Construction information
- Construction cost: US$75 million
- Commissioned: 2024 Expected

Technical information
- Type: Overhead Transmission Line
- Total length: 292 km (181 mi)
- DC voltage: 230 kV
- No. of circuits: 2

= Galafi–Nagad High Voltage Power Line =

High voltage power line in East Africa

The Galafi–Nagad High Voltage Power Line, is a 230 kV double circuit high-voltage electricity power transmission line that is planned to connect the high voltage substation at Galafi, Djibouti to another high voltage substation at Nagad, Djibouti. The power project also involves the strengthening of the high voltage transmission line between Samera, Ethiopia and Galafi, Djibouti to augment that part of the Ethiopian grid and minimize the possibility of "isolation of the Djibouti national grid" and end of circuit issues in Nagad. This interconnection between the national grids of Ethiopia and Djibouti, is the second, the first one having been established in 2011.

==Location==
The new construction of the new interstate electricity interconnector is between Galafi, Djibouti, at the border with Ethiopia to Nagad Djibouti, near the country's capital of Djibouti City, where no transmission line existed before this project. The road distance Between the two locations is approximately 190 km.
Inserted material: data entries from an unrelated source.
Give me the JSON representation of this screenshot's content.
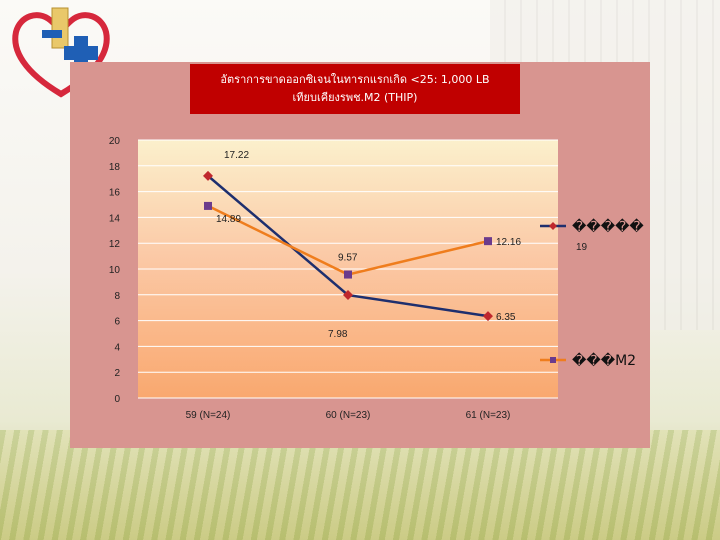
{
  "slide": {
    "title_line1": "อัตราการขาดออกซิเจนในทารกแรกเกิด <25: 1,000 LB",
    "title_line2": "เทียบเคียงรพช.M2 (THIP)",
    "colors": {
      "panel": "#d89590",
      "title_bg": "#c00000",
      "logo_red": "#d6283c",
      "logo_blue": "#1f5fb5"
    }
  },
  "chart_data": {
    "type": "line",
    "categories": [
      "59 (N=24)",
      "60 (N=23)",
      "61 (N=23)"
    ],
    "ylim": [
      0,
      20
    ],
    "yticks": [
      0,
      2,
      4,
      6,
      8,
      10,
      12,
      14,
      16,
      18,
      20
    ],
    "grid": true,
    "legend_position": "right",
    "series": [
      {
        "name": "�����",
        "values": [
          17.22,
          7.98,
          6.35
        ],
        "labels": [
          "17.22",
          "7.98",
          "6.35"
        ],
        "color": "#1e2f6e",
        "marker_color": "#c0282d",
        "marker": "diamond"
      },
      {
        "name": "���M2",
        "values": [
          14.89,
          9.57,
          12.16
        ],
        "labels": [
          "14.89",
          "9.57",
          "12.16"
        ],
        "color": "#ef7d1d",
        "marker_color": "#6b3b8c",
        "marker": "square"
      }
    ],
    "legend_extra_text": "19"
  }
}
Due to technical issues with the interconnection, the transmission line from the substation at Semera, Ethiopia to the border town of Galafi, Djibouti, which existed before this project, needs to be strengthened to carry the new energy at 230kV and maintain stability of both grids in Ethiopia and Djibouti. This section of the transmission line measures approximately 102 km. The entire length of the power interconnector is quoted as 292 km, with approximately 102 km located in Ethiopia and about 190 km situated in Djibouti.

==Overview==
This power line serves three major purposes. The first purpose is to enable Ethiopia and Djibouti to trade in surplus electricity between each other. At the start, Ethiopia has excess power, while Djibouti has a power deficit.
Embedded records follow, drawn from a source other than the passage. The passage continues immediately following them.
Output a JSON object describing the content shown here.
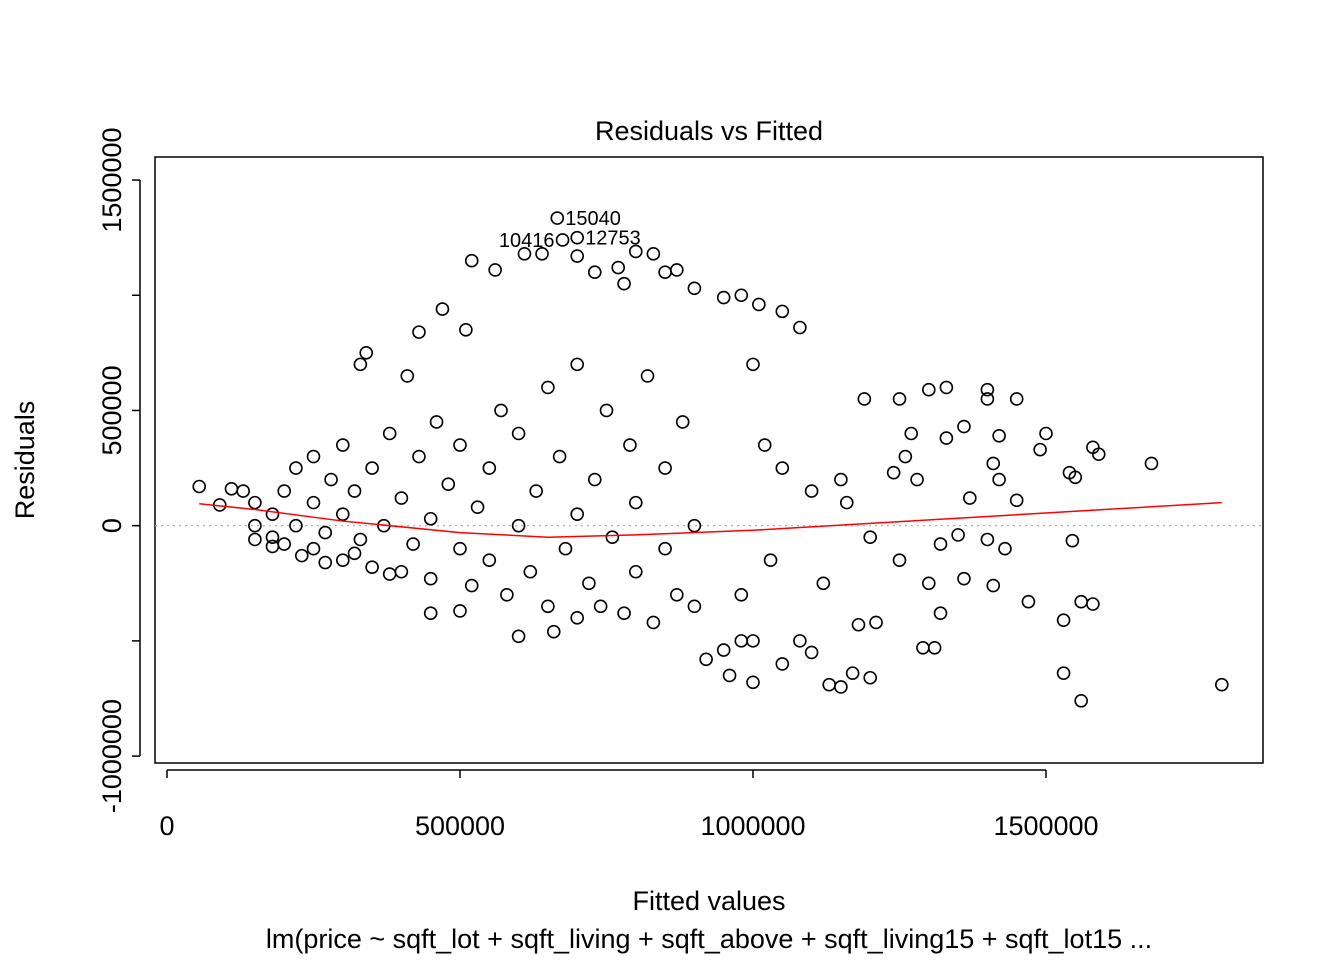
{
  "chart_data": {
    "type": "scatter",
    "title": "Residuals vs Fitted",
    "x_label": "Fitted values",
    "y_label": "Residuals",
    "subtitle": "lm(price ~ sqft_lot + sqft_living + sqft_above + sqft_living15 + sqft_lot15 ...",
    "xlim": [
      -20478,
      1870307
    ],
    "ylim": [
      -1030000,
      1600000
    ],
    "xticks": [
      0,
      500000,
      1000000,
      1500000
    ],
    "yticks": [
      -1000000,
      0,
      500000,
      1500000
    ],
    "yticks_unlabeled": [
      -500000,
      1000000
    ],
    "reference_line": 0,
    "color": "#000000",
    "x": [
      150000,
      150000,
      150000,
      180000,
      180000,
      200000,
      200000,
      220000,
      220000,
      250000,
      250000,
      250000,
      270000,
      280000,
      300000,
      300000,
      300000,
      320000,
      330000,
      350000,
      350000,
      370000,
      380000,
      400000,
      400000,
      420000,
      430000,
      450000,
      450000,
      460000,
      480000,
      500000,
      500000,
      520000,
      530000,
      550000,
      550000,
      570000,
      580000,
      600000,
      600000,
      620000,
      630000,
      650000,
      650000,
      670000,
      680000,
      700000,
      700000,
      700000,
      720000,
      730000,
      750000,
      760000,
      780000,
      790000,
      800000,
      800000,
      820000,
      830000,
      850000,
      850000,
      870000,
      880000,
      900000,
      900000,
      55000,
      90000,
      110000,
      130000,
      270000,
      330000,
      340000,
      410000,
      430000,
      470000,
      510000,
      520000,
      560000,
      610000,
      640000,
      700000,
      730000,
      770000,
      780000,
      800000,
      830000,
      850000,
      870000,
      900000,
      950000,
      980000,
      1010000,
      1050000,
      1080000,
      920000,
      950000,
      980000,
      1000000,
      1050000,
      1080000,
      1100000,
      1130000,
      1150000,
      1170000,
      1200000,
      1180000,
      1210000,
      1250000,
      1300000,
      1320000,
      1290000,
      1310000,
      1360000,
      1410000,
      1470000,
      1530000,
      1560000,
      1580000,
      1530000,
      1560000,
      1800000,
      1680000,
      1580000,
      1590000,
      1540000,
      1500000,
      1490000,
      1550000,
      1450000,
      1430000,
      1410000,
      1420000,
      1400000,
      1400000,
      1450000,
      1330000,
      1300000,
      1330000,
      1360000,
      1420000,
      1250000,
      1260000,
      1240000,
      1280000,
      1190000,
      1160000,
      1100000,
      1050000,
      1020000,
      1000000,
      980000,
      1030000,
      1120000,
      1150000,
      1200000,
      1270000,
      1350000,
      1370000,
      1400000,
      1320000,
      1545000,
      1000000,
      960000,
      740000,
      660000,
      600000,
      500000,
      450000,
      380000,
      320000,
      230000,
      180000
    ],
    "values": [
      0,
      100000,
      -60000,
      50000,
      -50000,
      150000,
      -80000,
      0,
      250000,
      100000,
      -100000,
      300000,
      -30000,
      200000,
      50000,
      -150000,
      350000,
      150000,
      -60000,
      250000,
      -180000,
      0,
      400000,
      120000,
      -200000,
      -80000,
      300000,
      30000,
      -230000,
      450000,
      180000,
      -100000,
      350000,
      -260000,
      80000,
      250000,
      -150000,
      500000,
      -300000,
      0,
      400000,
      -200000,
      150000,
      -350000,
      600000,
      300000,
      -100000,
      50000,
      -400000,
      700000,
      -250000,
      200000,
      500000,
      -50000,
      -380000,
      350000,
      100000,
      -200000,
      650000,
      -420000,
      250000,
      -100000,
      -300000,
      450000,
      0,
      -350000,
      170000,
      90000,
      160000,
      150000,
      -160000,
      700000,
      750000,
      650000,
      840000,
      940000,
      850000,
      1150000,
      1110000,
      1180000,
      1180000,
      1170000,
      1100000,
      1120000,
      1050000,
      1190000,
      1180000,
      1100000,
      1110000,
      1030000,
      990000,
      1000000,
      960000,
      930000,
      860000,
      -580000,
      -540000,
      -500000,
      -500000,
      -600000,
      -500000,
      -550000,
      -690000,
      -700000,
      -640000,
      -660000,
      -430000,
      -420000,
      -150000,
      -250000,
      -380000,
      -530000,
      -530000,
      -230000,
      -260000,
      -330000,
      -410000,
      -330000,
      -340000,
      -640000,
      -760000,
      -690000,
      270000,
      340000,
      310000,
      230000,
      400000,
      330000,
      210000,
      110000,
      -100000,
      270000,
      200000,
      590000,
      550000,
      550000,
      600000,
      590000,
      380000,
      430000,
      390000,
      550000,
      300000,
      230000,
      200000,
      550000,
      100000,
      150000,
      250000,
      350000,
      700000,
      -300000,
      -150000,
      -250000,
      200000,
      -50000,
      400000,
      -40000,
      120000,
      -60000,
      -80000,
      -65000,
      -680000,
      -650000,
      -350000,
      -460000,
      -480000,
      -370000,
      -380000,
      -210000,
      -120000,
      -130000,
      -90000
    ],
    "labeled_points": [
      {
        "label": "15040",
        "x": 666000,
        "y": 1335000
      },
      {
        "label": "12753",
        "x": 700000,
        "y": 1250000
      },
      {
        "label": "10416",
        "x": 675000,
        "y": 1240000
      }
    ],
    "smooth": {
      "color": "#ff0000",
      "x": [
        55000,
        150000,
        300000,
        500000,
        650000,
        800000,
        1000000,
        1200000,
        1400000,
        1600000,
        1800000
      ],
      "values": [
        95000,
        70000,
        20000,
        -30000,
        -50000,
        -40000,
        -20000,
        10000,
        40000,
        70000,
        100000
      ]
    }
  }
}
Djibouti has a small grid, compared to its neighbor, Ethiopia. The former's installed capacity of 123 megawatts, as of July 2021, is nearly all derived from expensive fossil sources with high tariffs that are stifling economic growth in the country. Sourcing power from Ethiopia's abundant renewable sources is expected to lower tariffs in Djibouti, increasing electricity consumption by businesses, industry and homes, thereby boosting the economy.
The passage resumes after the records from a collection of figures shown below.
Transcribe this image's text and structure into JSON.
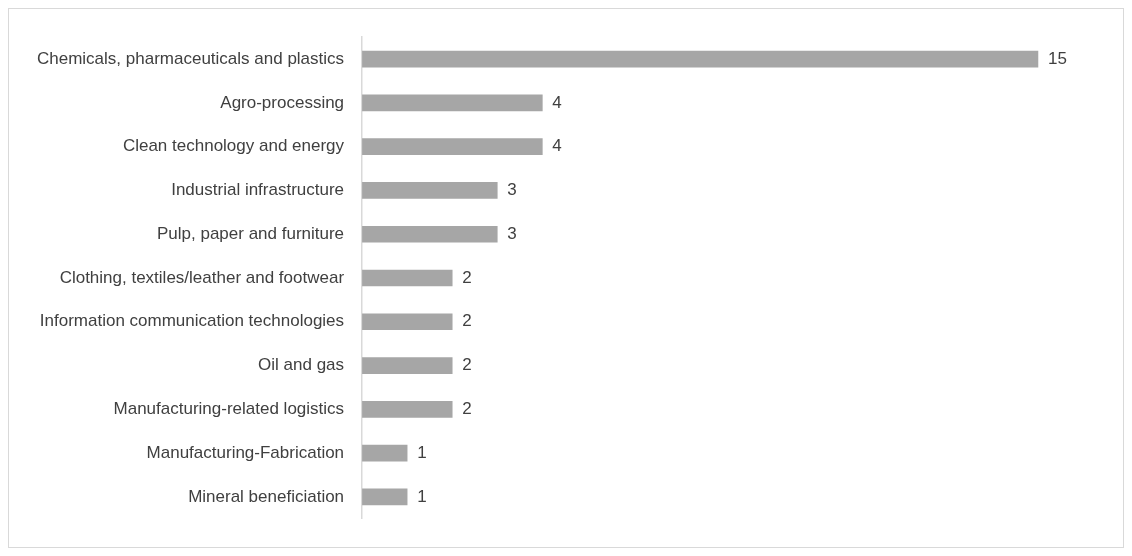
{
  "chart_data": {
    "type": "bar",
    "orientation": "horizontal",
    "categories": [
      "Chemicals, pharmaceuticals and plastics",
      "Agro-processing",
      "Clean technology and energy",
      "Industrial infrastructure",
      "Pulp, paper and furniture",
      "Clothing, textiles/leather and footwear",
      "Information communication technologies",
      "Oil and gas",
      "Manufacturing-related logistics",
      "Manufacturing-Fabrication",
      "Mineral beneficiation"
    ],
    "values": [
      15,
      4,
      4,
      3,
      3,
      2,
      2,
      2,
      2,
      1,
      1
    ],
    "color": "#a6a6a6",
    "data_labels": true,
    "grid": false,
    "legend": false,
    "tick_labels": "y"
  }
}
As of April 2021, Djibouti had a number of renewable energy projects in the pipeline, including wind, solar and geothermal.
It is expected that this interconnection power line, together with the 283 km 230kV Dire Dawa–Nagad High Voltage Power Line, established in 2011, will form a transmission backbone for Djibouti on which to attach new energy sources and retire the expensive fossil power plants.

The entire power line in both countries is budgeted at US$75 million. Funding was sourced from the African Development Bank, the principal financier and the World Bank Group.

==Other considerations==
The substation at Nagad will be expanded to accommodate the 230kV current, as part of this project.